Gold climbed for a third day, poised for a second monthly advance, and holdings in exchange-traded products rose to an all-time high as investors sought to protect their wealth against debt risks in Europe and the U.S.
Bullion for immediate delivery gained as much as 0.7 percent to $1,727.50 an ounce, the highest price since Nov. 18, and traded at $1,721.88 at 1:53 p.m. in Singapore. The metal is 0.4 percent higher this month and is headed for its 11th annual advance. Futures for delivery in February advanced 0.4 percent to $1,725.40 an ounce on the Comex in New York.
Holdings in exchange-traded products backed by the precious metal increased 0.1 percent to 2,354.476 metric tons yesterday, data compiled by Bloomberg show. They have increased 3.7 percent this month, the most since July.
“Bullion trades higher as the euro-zone crisis deepens,” HSBC Securities (USA) Inc. analyst James Steel said in a note. “This may indicate safe-haven buying is beginning to outweigh currency-led trading.”
Standard & Poor’s yesterday cut credit ratings for lenders including Bank of America Corp., Goldman Sachs Group Inc. and Citigroup Inc., sending equities lower. In Europe, efforts to expand the region’s bailout fund fell short of a 1 trillion euros target ($1.3 trillion) even as policy makers approved enhancements to the European Financial Stability Facility.

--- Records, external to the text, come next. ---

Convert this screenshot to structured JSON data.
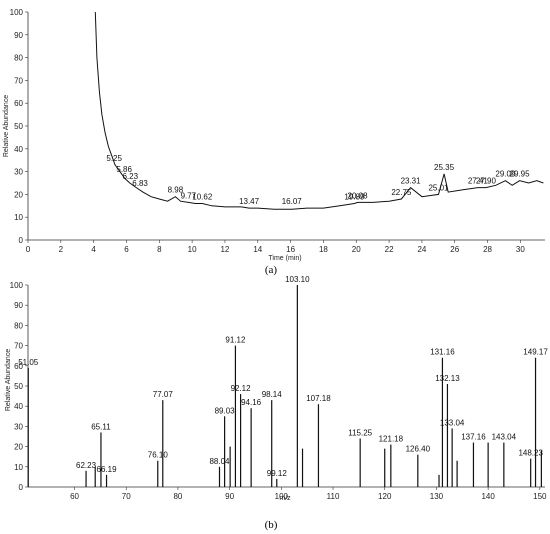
{
  "chart_data": [
    {
      "type": "line",
      "caption": "(a)",
      "xlabel": "Time (min)",
      "ylabel": "Relative Abundance",
      "xlim": [
        0,
        31.5
      ],
      "ylim": [
        0,
        100
      ],
      "xticks": [
        0,
        2,
        4,
        6,
        8,
        10,
        12,
        14,
        16,
        18,
        20,
        22,
        24,
        26,
        28,
        30
      ],
      "yticks": [
        0,
        10,
        20,
        30,
        40,
        50,
        60,
        70,
        80,
        90,
        100
      ],
      "series": [
        {
          "x": [
            4.1,
            4.2,
            4.35,
            4.5,
            4.7,
            4.9,
            5.1,
            5.3,
            5.6,
            5.9,
            6.2,
            6.6,
            7.0,
            7.5,
            8.0,
            8.5,
            8.98,
            9.3,
            9.77,
            10.2,
            10.62,
            11.2,
            12.0,
            13.0,
            13.47,
            14.0,
            15.0,
            16.07,
            17.0,
            18.0,
            19.0,
            19.89,
            20.08,
            21.0,
            22.0,
            22.75,
            23.31,
            24.0,
            25.01,
            25.35,
            25.6,
            26.5,
            27.41,
            27.9,
            28.5,
            29.09,
            29.5,
            29.95,
            30.5,
            31.0,
            31.4
          ],
          "y": [
            100,
            80,
            65,
            55,
            47,
            41,
            37,
            33,
            30,
            27,
            25,
            23,
            21,
            19,
            18,
            17,
            19,
            17,
            16.5,
            16,
            16,
            15,
            14.5,
            14.5,
            14,
            14,
            13.5,
            13.5,
            14,
            14,
            15,
            16,
            16.5,
            16.5,
            17,
            18,
            23,
            19,
            20,
            29,
            21,
            22,
            23,
            23,
            24,
            26,
            24,
            26,
            25,
            26,
            25
          ]
        }
      ],
      "peak_labels": [
        {
          "x": 5.25,
          "y": 33,
          "label": "5.25"
        },
        {
          "x": 5.86,
          "y": 28,
          "label": "5.86"
        },
        {
          "x": 6.23,
          "y": 25,
          "label": "6.23"
        },
        {
          "x": 6.83,
          "y": 22,
          "label": "6.83"
        },
        {
          "x": 8.98,
          "y": 19,
          "label": "8.98"
        },
        {
          "x": 9.77,
          "y": 16.5,
          "label": "9.77"
        },
        {
          "x": 10.62,
          "y": 16,
          "label": "10.62"
        },
        {
          "x": 13.47,
          "y": 14,
          "label": "13.47"
        },
        {
          "x": 16.07,
          "y": 14,
          "label": "16.07"
        },
        {
          "x": 19.89,
          "y": 16,
          "label": "19.89"
        },
        {
          "x": 20.08,
          "y": 16.5,
          "label": "20.08"
        },
        {
          "x": 22.75,
          "y": 18,
          "label": "22.75"
        },
        {
          "x": 23.31,
          "y": 23,
          "label": "23.31"
        },
        {
          "x": 25.01,
          "y": 20,
          "label": "25.01"
        },
        {
          "x": 25.35,
          "y": 29,
          "label": "25.35"
        },
        {
          "x": 27.41,
          "y": 23,
          "label": "27.41"
        },
        {
          "x": 27.9,
          "y": 23,
          "label": "27.90"
        },
        {
          "x": 29.09,
          "y": 26,
          "label": "29.09"
        },
        {
          "x": 29.95,
          "y": 26,
          "label": "29.95"
        }
      ]
    },
    {
      "type": "bar",
      "caption": "(b)",
      "xlabel": "m/z",
      "ylabel": "Relative Abundance",
      "xlim": [
        51,
        151
      ],
      "ylim": [
        0,
        100
      ],
      "xticks": [
        60,
        70,
        80,
        90,
        100,
        110,
        120,
        130,
        140,
        150
      ],
      "yticks": [
        0,
        10,
        20,
        30,
        40,
        50,
        60,
        70,
        80,
        90,
        100
      ],
      "peaks": [
        {
          "x": 51.05,
          "y": 59,
          "label": "51.05"
        },
        {
          "x": 62.23,
          "y": 8,
          "label": "62.23"
        },
        {
          "x": 64.0,
          "y": 10,
          "label": ""
        },
        {
          "x": 65.11,
          "y": 27,
          "label": "65.11"
        },
        {
          "x": 66.19,
          "y": 6,
          "label": "66.19"
        },
        {
          "x": 76.1,
          "y": 13,
          "label": "76.10"
        },
        {
          "x": 77.07,
          "y": 43,
          "label": "77.07"
        },
        {
          "x": 88.04,
          "y": 10,
          "label": "88.04"
        },
        {
          "x": 89.03,
          "y": 35,
          "label": "89.03"
        },
        {
          "x": 90.1,
          "y": 20,
          "label": ""
        },
        {
          "x": 91.12,
          "y": 70,
          "label": "91.12"
        },
        {
          "x": 92.12,
          "y": 46,
          "label": "92.12"
        },
        {
          "x": 94.16,
          "y": 39,
          "label": "94.16"
        },
        {
          "x": 98.14,
          "y": 43,
          "label": "98.14"
        },
        {
          "x": 99.12,
          "y": 4,
          "label": "99.12"
        },
        {
          "x": 103.1,
          "y": 100,
          "label": "103.10"
        },
        {
          "x": 104.1,
          "y": 19,
          "label": ""
        },
        {
          "x": 107.18,
          "y": 41,
          "label": "107.18"
        },
        {
          "x": 115.25,
          "y": 24,
          "label": "115.25"
        },
        {
          "x": 120.0,
          "y": 19,
          "label": ""
        },
        {
          "x": 121.18,
          "y": 21,
          "label": "121.18"
        },
        {
          "x": 126.4,
          "y": 16,
          "label": "126.40"
        },
        {
          "x": 130.5,
          "y": 6,
          "label": ""
        },
        {
          "x": 131.16,
          "y": 64,
          "label": "131.16"
        },
        {
          "x": 132.13,
          "y": 51,
          "label": "132.13"
        },
        {
          "x": 133.04,
          "y": 29,
          "label": "133.04"
        },
        {
          "x": 134.0,
          "y": 13,
          "label": ""
        },
        {
          "x": 137.16,
          "y": 22,
          "label": "137.16"
        },
        {
          "x": 140.0,
          "y": 22,
          "label": ""
        },
        {
          "x": 143.04,
          "y": 22,
          "label": "143.04"
        },
        {
          "x": 148.23,
          "y": 14,
          "label": "148.23"
        },
        {
          "x": 149.17,
          "y": 64,
          "label": "149.17"
        },
        {
          "x": 150.3,
          "y": 18,
          "label": ""
        }
      ]
    }
  ]
}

Newmont Mining Corp., the largest U.S. gold producer, suspended a $4.8 billion gold project in Peru after anti-mining protests left at least 17 wounded and two arrested, the company said yesterday. Newmont said it will seek talks with the government and communities opposing the mine.
While mine production is increasing, the new supply is insufficient to keep pace with the combined effects of investment demand and central bank buying, Morgan Stanley analysts led by Hussein Allidina wrote in a report.
Central banks, which turned net buyers for the first time in a generation last year, will continue to be net purchasers this year, according to the World Gold Council.
Cash silver dropped 0.3 percent to $31.8625 an ounce, spot platinum declined 0.3 percent to $1,531.25 an ounce and palladium fell 0.6 percent to $582 an ounce.